I think it can be both — for three reasons right now, and another hypothetical reason in the future:
- NOW: Any publisher can take the chance Yale took with Jamie’s book and allow CC licensed downloads and sales at the same time
- NOW: Any publisher can also have an agreement with Google about including its books in Book Search through the Partner Program (see below)
- NOW: Any publisher without an agreement with Google can have its already published books displayed as it sees fit (previews up to 100%) in Google Book Search pursuant to the settlement terms, and it can opt out of algorithmic settlement pricing, and set its own price for digital download, why not at $0 (4.2(b)(i)(1)).
- FUTURE: The settlement terms provide for a possible future print on demand option, and I would assume that, again, for books published before 2009, for a copyright owner without an agreement with Google, 100% preview (ie, totally readable online) could be combined with a free download, which could be combined with a paid print on demand option. But that’s not currently offered.

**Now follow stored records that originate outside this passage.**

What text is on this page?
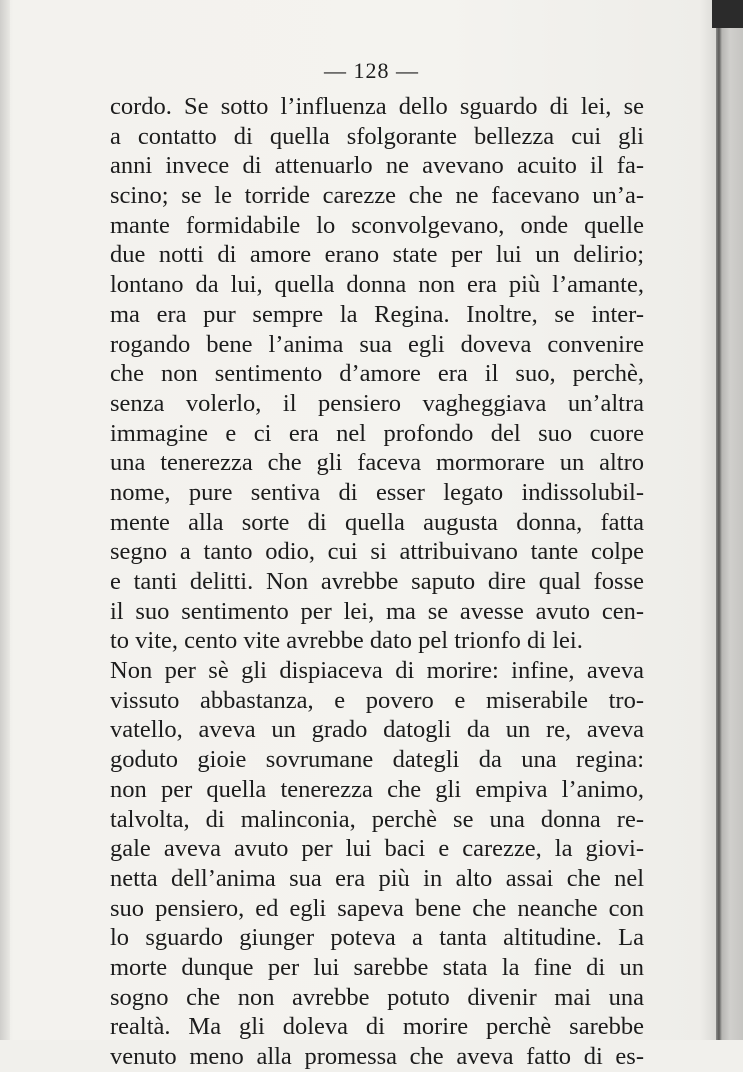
— 128 —
cordo. Se sotto l’influenza dello sguardo di lei, se
a contatto di quella sfolgorante bellezza cui gli
anni invece di attenuarlo ne avevano acuito il fa-
scino; se le torride carezze che ne facevano un’a-
mante formidabile lo sconvolgevano, onde quelle
due notti di amore erano state per lui un delirio;
lontano da lui, quella donna non era più l’amante,
ma era pur sempre la Regina. Inoltre, se inter-
rogando bene l’anima sua egli doveva convenire
che non sentimento d’amore era il suo, perchè,
senza volerlo, il pensiero vagheggiava un’altra
immagine e ci era nel profondo del suo cuore
una tenerezza che gli faceva mormorare un altro
nome, pure sentiva di esser legato indissolubil-
mente alla sorte di quella augusta donna, fatta
segno a tanto odio, cui si attribuivano tante colpe
e tanti delitti. Non avrebbe saputo dire qual fosse
il suo sentimento per lei, ma se avesse avuto cen-
to vite, cento vite avrebbe dato pel trionfo di lei.
Non per sè gli dispiaceva di morire: infine, aveva
vissuto abbastanza, e povero e miserabile tro-
vatello, aveva un grado datogli da un re, aveva
goduto gioie sovrumane dategli da una regina:
non per quella tenerezza che gli empiva l’animo,
talvolta, di malinconia, perchè se una donna re-
gale aveva avuto per lui baci e carezze, la giovi-
netta dell’anima sua era più in alto assai che nel
suo pensiero, ed egli sapeva bene che neanche con
lo sguardo giunger poteva a tanta altitudine. La
morte dunque per lui sarebbe stata la fine di un
sogno che non avrebbe potuto divenir mai una
realtà. Ma gli doleva di morire perchè sarebbe
venuto meno alla promessa che aveva fatto di es-
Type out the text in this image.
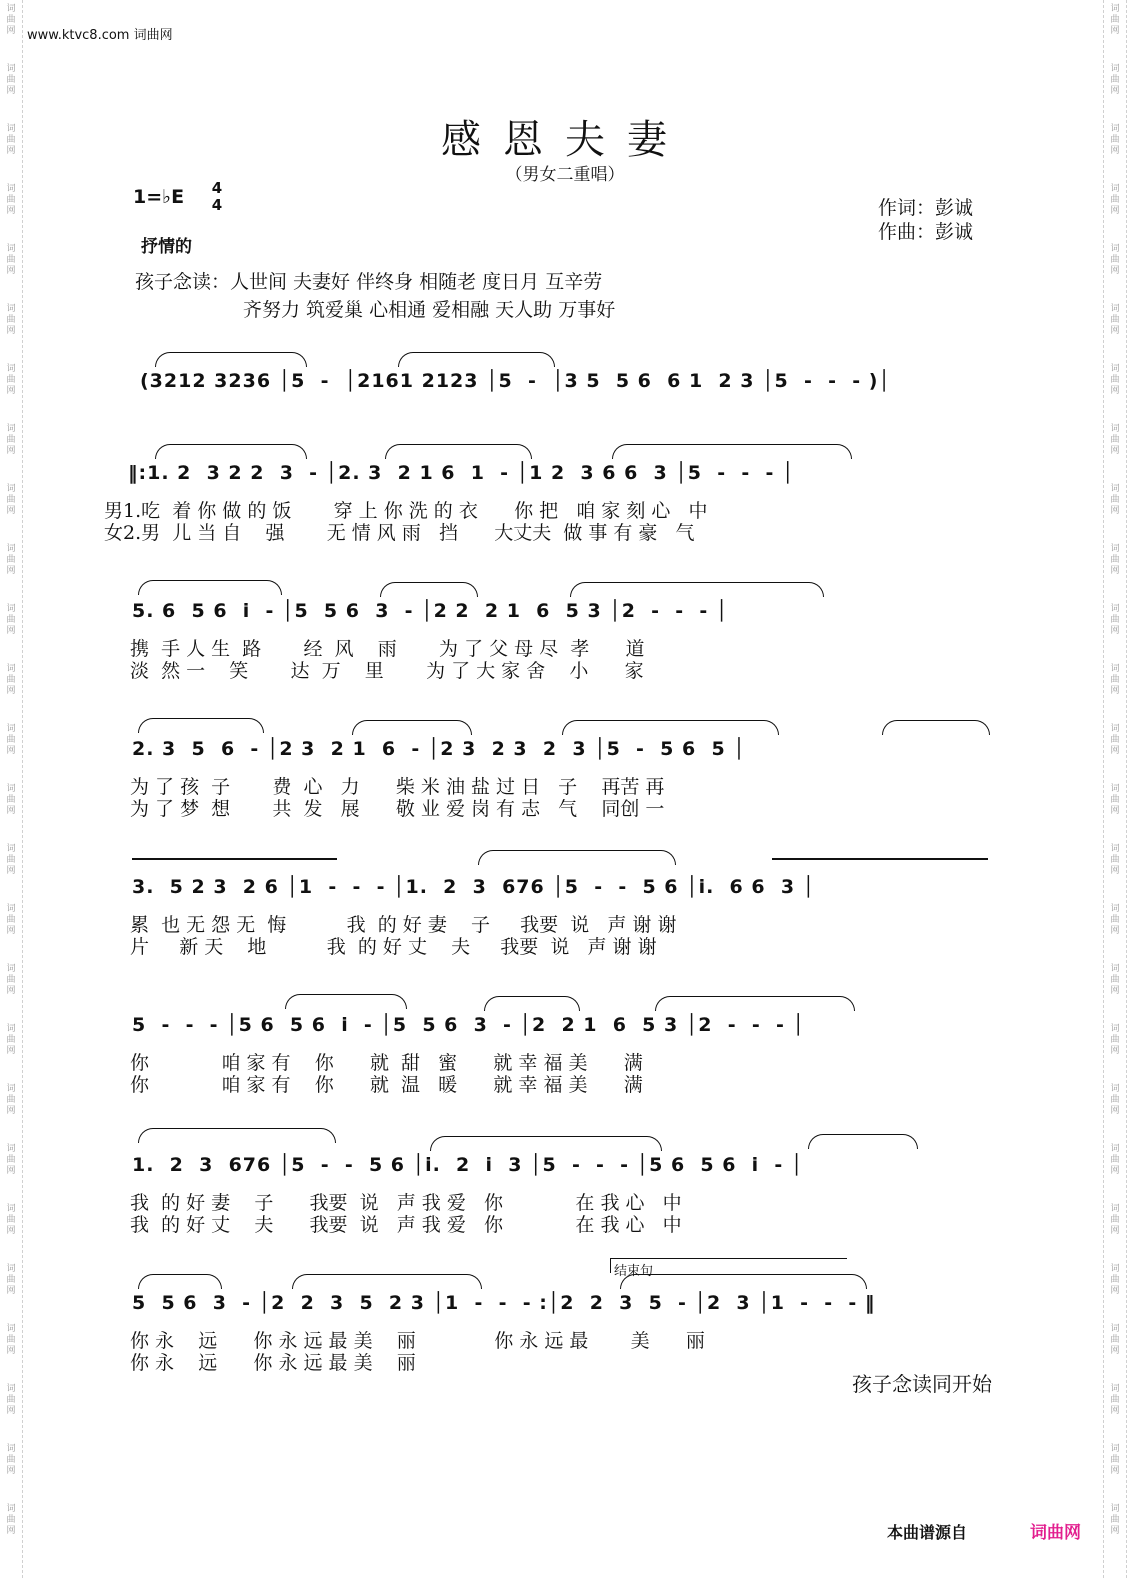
词
曲
网
词
曲
网
词
曲
网
词
曲
网
词
曲
网
词
曲
网
词
曲
网
词
曲
网
词
曲
网
词
曲
网
词
曲
网
词
曲
网
词
曲
网
词
曲
网
词
曲
网
词
曲
网
词
曲
网
词
曲
网
词
曲
网
词
曲
网
词
曲
网
词
曲
网
词
曲
网
词
曲
网
词
曲
网
词
曲
网
词
曲
网
词
曲
网
词
曲
网
词
曲
网
词
曲
网
词
曲
网
词
曲
网
词
曲
网
词
曲
网
词
曲
网
词
曲
网
词
曲
网
词
曲
网
词
曲
网
词
曲
网
词
曲
网
词
曲
网
词
曲
网
词
曲
网
词
曲
网
词
曲
网
词
曲
网
词
曲
网
词
曲
网
词
曲
网
词
曲
网
www.ktvc8.com 词曲网
感恩夫妻
（男女二重唱）
1=♭E 4
4
抒情的
作词：彭诚
作曲：彭诚
孩子念读：人世间 夫妻好 伴终身 相随老 度日月 互辛劳
齐努力 筑爱巢 心相通 爱相融 天人助 万事好
(3212 3236 │5  -  │2161 2123 │5  -  │3 5  5 6  6 1  2 3 │5  -  -  - )│
‖:1. 2  3 2 2  3  - │2. 3  2 1 6  1  - │1 2  3 6 6  3 │5  -  -  - │
男1.吃  着 你 做 的 饭       穿 上 你 洗 的 衣      你 把   咱 家 刻 心   中
女2.男  儿 当 自    强       无 情 风 雨   挡      大丈夫  做 事 有 豪   气
5. 6  5 6  i  - │5  5 6  3  - │2 2  2 1  6  5 3 │2  -  -  - │
携  手 人 生  路       经  风    雨       为 了 父 母 尽  孝      道
淡  然 一    笑       达  万    里       为 了 大 家 舍    小      家
2. 3  5  6  - │2 3  2 1  6  - │2 3  2 3  2  3 │5  -  5 6  5 │
为 了 孩  子       费  心   力      柴 米 油 盐 过 日   子    再苦 再
为 了 梦  想       共  发   展      敬 业 爱 岗 有 志   气    同创 一
3.  5 2 3  2 6 │1  -  -  - │1.  2  3  676 │5  -  -  5 6 │i.  6 6  3 │
累  也 无 怨 无  悔          我  的 好 妻    子     我要  说   声 谢 谢
片     新 天    地          我  的 好 丈    夫     我要  说   声 谢 谢
5  -  -  - │5 6  5 6  i  - │5  5 6  3  - │2  2 1  6  5 3 │2  -  -  - │
你            咱 家 有    你      就  甜   蜜      就 幸 福 美      满
你            咱 家 有    你      就  温   暖      就 幸 福 美      满
1.  2  3  676 │5  -  -  5 6 │i.  2  i  3 │5  -  -  - │5 6  5 6  i  - │
我  的 好 妻    子      我要  说   声 我 爱   你            在 我 心   中
我  的 好 丈    夫      我要  说   声 我 爱   你            在 我 心   中
结束句
5  5 6  3  - │2  2  3  5  2 3 │1  -  -  - :│2  2  3  5  - │2  3 │1  -  -  - ‖
你 永    远      你 永 远 最 美    丽             你 永 远 最       美      丽
你 永    远      你 永 远 最 美    丽
孩子念读同开始
本曲谱源自	词曲网
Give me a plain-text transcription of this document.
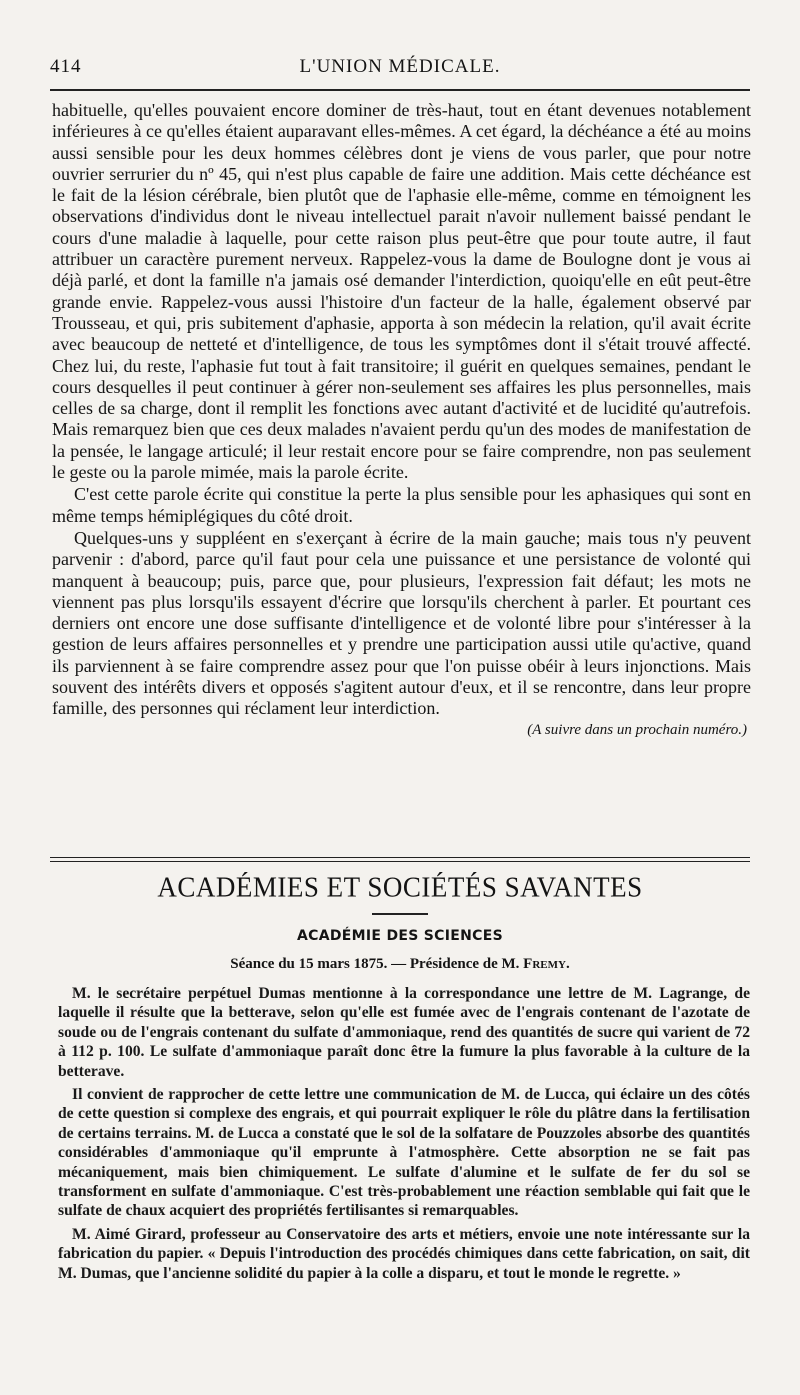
414	L'UNION MÉDICALE.

habituelle, qu'elles pouvaient encore dominer de très-haut, tout en étant devenues notablement inférieures à ce qu'elles étaient auparavant elles-mêmes. A cet égard, la déchéance a été au moins aussi sensible pour les deux hommes célèbres dont je viens de vous parler, que pour notre ouvrier serrurier du nº 45, qui n'est plus capable de faire une addition. Mais cette déchéance est le fait de la lésion cérébrale, bien plutôt que de l'aphasie elle-même, comme en témoignent les observations d'individus dont le niveau intellectuel parait n'avoir nullement baissé pendant le cours d'une maladie à laquelle, pour cette raison plus peut-être que pour toute autre, il faut attribuer un caractère purement nerveux. Rappelez-vous la dame de Boulogne dont je vous ai déjà parlé, et dont la famille n'a jamais osé demander l'interdiction, quoiqu'elle en eût peut-être grande envie. Rappelez-vous aussi l'histoire d'un facteur de la halle, également observé par Trousseau, et qui, pris subitement d'aphasie, apporta à son médecin la relation, qu'il avait écrite avec beaucoup de netteté et d'intelligence, de tous les symptômes dont il s'était trouvé affecté. Chez lui, du reste, l'aphasie fut tout à fait transitoire; il guérit en quelques semaines, pendant le cours desquelles il peut continuer à gérer non-seulement ses affaires les plus personnelles, mais celles de sa charge, dont il remplit les fonctions avec autant d'activité et de lucidité qu'autrefois. Mais remarquez bien que ces deux malades n'avaient perdu qu'un des modes de manifestation de la pensée, le langage articulé; il leur restait encore pour se faire comprendre, non pas seulement le geste ou la parole mimée, mais la parole écrite.

C'est cette parole écrite qui constitue la perte la plus sensible pour les aphasiques qui sont en même temps hémiplégiques du côté droit.

Quelques-uns y suppléent en s'exerçant à écrire de la main gauche; mais tous n'y peuvent parvenir : d'abord, parce qu'il faut pour cela une puissance et une persistance de volonté qui manquent à beaucoup; puis, parce que, pour plusieurs, l'expression fait défaut; les mots ne viennent pas plus lorsqu'ils essayent d'écrire que lorsqu'ils cherchent à parler. Et pourtant ces derniers ont encore une dose suffisante d'intelligence et de volonté libre pour s'intéresser à la gestion de leurs affaires personnelles et y prendre une participation aussi utile qu'active, quand ils parviennent à se faire comprendre assez pour que l'on puisse obéir à leurs injonctions. Mais souvent des intérêts divers et opposés s'agitent autour d'eux, et il se rencontre, dans leur propre famille, des personnes qui réclament leur interdiction.

(A suivre dans un prochain numéro.)
ACADÉMIES ET SOCIÉTÉS SAVANTES
ACADÉMIE DES SCIENCES
Séance du 15 mars 1875. — Présidence de M. Fremy.

M. le secrétaire perpétuel Dumas mentionne à la correspondance une lettre de M. Lagrange, de laquelle il résulte que la betterave, selon qu'elle est fumée avec de l'engrais contenant de l'azotate de soude ou de l'engrais contenant du sulfate d'ammoniaque, rend des quantités de sucre qui varient de 72 à 112 p. 100. Le sulfate d'ammoniaque paraît donc être la fumure la plus favorable à la culture de la betterave.

Il convient de rapprocher de cette lettre une communication de M. de Lucca, qui éclaire un des côtés de cette question si complexe des engrais, et qui pourrait expliquer le rôle du plâtre dans la fertilisation de certains terrains. M. de Lucca a constaté que le sol de la solfatare de Pouzzoles absorbe des quantités considérables d'ammoniaque qu'il emprunte à l'atmosphère. Cette absorption ne se fait pas mécaniquement, mais bien chimiquement. Le sulfate d'alumine et le sulfate de fer du sol se transforment en sulfate d'ammoniaque. C'est très-probablement une réaction semblable qui fait que le sulfate de chaux acquiert des propriétés fertilisantes si remarquables.

M. Aimé Girard, professeur au Conservatoire des arts et métiers, envoie une note intéressante sur la fabrication du papier. « Depuis l'introduction des procédés chimiques dans cette fabrication, on sait, dit M. Dumas, que l'ancienne solidité du papier à la colle a disparu, et tout le monde le regrette. »
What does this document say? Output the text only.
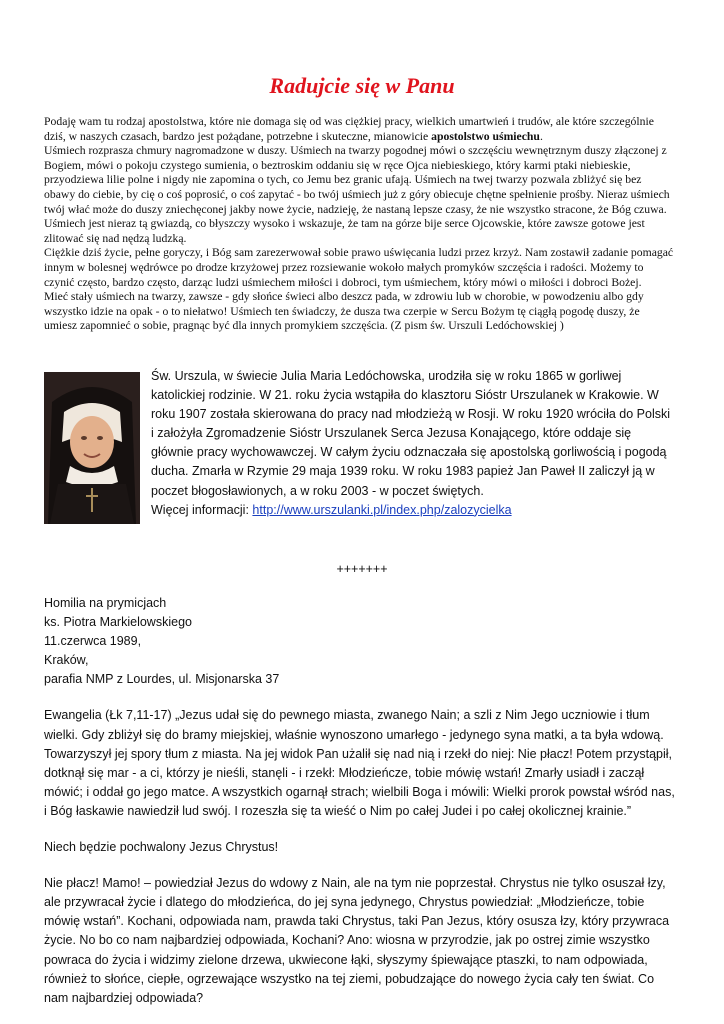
Radujcie się w Panu

Podaję wam tu rodzaj apostolstwa, które nie domaga się od was ciężkiej pracy, wielkich umartwień i trudów, ale które szczególnie dziś, w naszych czasach, bardzo jest pożądane, potrzebne i skuteczne, mianowicie apostolstwo uśmiechu.

Uśmiech rozprasza chmury nagromadzone w duszy. Uśmiech na twarzy pogodnej mówi o szczęściu wewnętrznym duszy złączonej z Bogiem, mówi o pokoju czystego sumienia, o beztroskim oddaniu się w ręce Ojca niebieskiego, który karmi ptaki niebieskie, przyodziewa lilie polne i nigdy nie zapomina o tych, co Jemu bez granic ufają. Uśmiech na twej twarzy pozwala zbliżyć się bez obawy do ciebie, by cię o coś poprosić, o coś zapytać - bo twój uśmiech już z góry obiecuje chętne spełnienie prośby. Nieraz uśmiech twój włać może do duszy zniechęconej jakby nowe życie, nadzieję, że nastaną lepsze czasy, że nie wszystko stracone, że Bóg czuwa. Uśmiech jest nieraz tą gwiazdą, co błyszczy wysoko i wskazuje, że tam na górze bije serce Ojcowskie, które zawsze gotowe jest zlitować się nad nędzą ludzką.

Ciężkie dziś życie, pełne goryczy, i Bóg sam zarezerwował sobie prawo uświęcania ludzi przez krzyż. Nam zostawił zadanie pomagać innym w bolesnej wędrówce po drodze krzyżowej przez rozsiewanie wokoło małych promyków szczęścia i radości. Możemy to czynić często, bardzo często, darząc ludzi uśmiechem miłości i dobroci, tym uśmiechem, który mówi o miłości i dobroci Bożej.

Mieć stały uśmiech na twarzy, zawsze - gdy słońce świeci albo deszcz pada, w zdrowiu lub w chorobie, w powodzeniu albo gdy wszystko idzie na opak - o to niełatwo! Uśmiech ten świadczy, że dusza twa czerpie w Sercu Bożym tę ciągłą pogodę duszy, że umiesz zapomnieć o sobie, pragnąc być dla innych promykiem szczęścia. (Z pism św. Urszuli Ledóchowskiej )

Św. Urszula, w świecie Julia Maria Ledóchowska, urodziła się w roku 1865 w gorliwej katolickiej rodzinie. W 21. roku życia wstąpiła do klasztoru Sióstr Urszulanek w Krakowie. W roku 1907 została skierowana do pracy nad młodzieżą w Rosji. W roku 1920 wróciła do Polski i założyła Zgromadzenie Sióstr Urszulanek Serca Jezusa Konającego, które oddaje się głównie pracy wychowawczej. W całym życiu odznaczała się apostolską gorliwością i pogodą ducha. Zmarła w Rzymie 29 maja 1939 roku. W roku 1983 papież Jan Paweł II zaliczył ją w poczet błogosławionych, a w roku 2003 - w poczet świętych.

Więcej informacji: http://www.urszulanki.pl/index.php/zalozycielka

+++++++

Homilia na prymicjach

ks. Piotra Markielowskiego

11.czerwca 1989,

Kraków,

parafia NMP z Lourdes, ul. Misjonarska 37

Ewangelia (Łk 7,11-17) „Jezus udał się do pewnego miasta, zwanego Nain; a szli z Nim Jego uczniowie i tłum wielki. Gdy zbliżył się do bramy miejskiej, właśnie wynoszono umarłego - jedynego syna matki, a ta była wdową. Towarzyszył jej spory tłum z miasta. Na jej widok Pan użalił się nad nią i rzekł do niej: Nie płacz! Potem przystąpił, dotknął się mar - a ci, którzy je nieśli, stanęli - i rzekł: Młodzieńcze, tobie mówię wstań! Zmarły usiadł i zaczął mówić; i oddał go jego matce. A wszystkich ogarnął strach; wielbili Boga i mówili: Wielki prorok powstał wśród nas, i Bóg łaskawie nawiedził lud swój. I rozeszła się ta wieść o Nim po całej Judei i po całej okolicznej krainie.”

Niech będzie pochwalony Jezus Chrystus!

Nie płacz! Mamo! – powiedział Jezus do wdowy z Nain, ale na tym nie poprzestał. Chrystus nie tylko osuszał łzy, ale przywracał życie i dlatego do młodzieńca, do jej syna jedynego, Chrystus powiedział: „Młodzieńcze, tobie mówię wstań”. Kochani, odpowiada nam, prawda taki Chrystus, taki Pan Jezus, który osusza łzy, który przywraca życie. No bo co nam najbardziej odpowiada, Kochani? Ano: wiosna w przyrodzie, jak po ostrej zimie wszystko powraca do życia i widzimy zielone drzewa, ukwiecone łąki, słyszymy śpiewające ptaszki, to nam odpowiada, również to słońce, ciepłe, ogrzewające wszystko na tej ziemi, pobudzające do nowego życia cały ten świat. Co nam najbardziej odpowiada?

The Google settlement is, as a practical matter, only really about pre-2009 out of print (commercially unavailable) books. If you have a new book, the best way to get involved with Google Book Search is by becoming part of its publishing partners program. You negotiate a contract with Google. Google markets and helps you sell your book. Every major US publisher has already done this (*while they were suing Google*). Lots of scholarly presses have too (UT Press has an agreement, for example; maybe Yale does too but I don’t know). Those publishers with agreements with Google can have their negotiated terms *instead of* the settlement terms for all their books. Any publisher or author with a book currently in print and without an agreement with Google will find that those in print books are automatically opted out of display uses. Nada: no one sees anything if the book is identified as relevant to a search unless you specifically direct Google to change your in print work to a “display book.” It is assumed that if your book is in print, you want to define the terms upon which it is offered to the public. It’s your baby. It’s all up to you.
So, what is keeping at least the scholarly publishers from doing what Yale did? Maybe a bit scared. Actually, as Michael knows, lots of them are doing what Yale did, sort of. They have OA projects. They are experimenting, just like Yale is. Those who are not experimenting in some form or fashion are probably making plans to. But it will just take some time to get up the courage, based on good results of experiments, to finally figure out more broadly workable new business models for scholarship that do not prevent people from accessing the work as a means for paying for production and distribution. OA just makes too much sense to not be among the options that get a lot of attention. If you can cover your costs from some sales, while everyone else who won’t or can’t buy reads for free, and those who pay are happy to pay for the added whatever it is that you add that they pay for, what’s not to like? OA will work because OA already works.
So, one more brick *out of* the wall! I would say we should get set to see considerable progress in scholarly publishing this coming year, progress towards OA and CC licensing as viable alternatives to, but not replacements for, settlement pricing (that is, Google’s algorithmic pricing), rightsholder pricing (traditional sell only copies), collective institutional support for publishing and distribution, author pays/institution pays one-item-at-a-time, and some things no one’s thought of yet.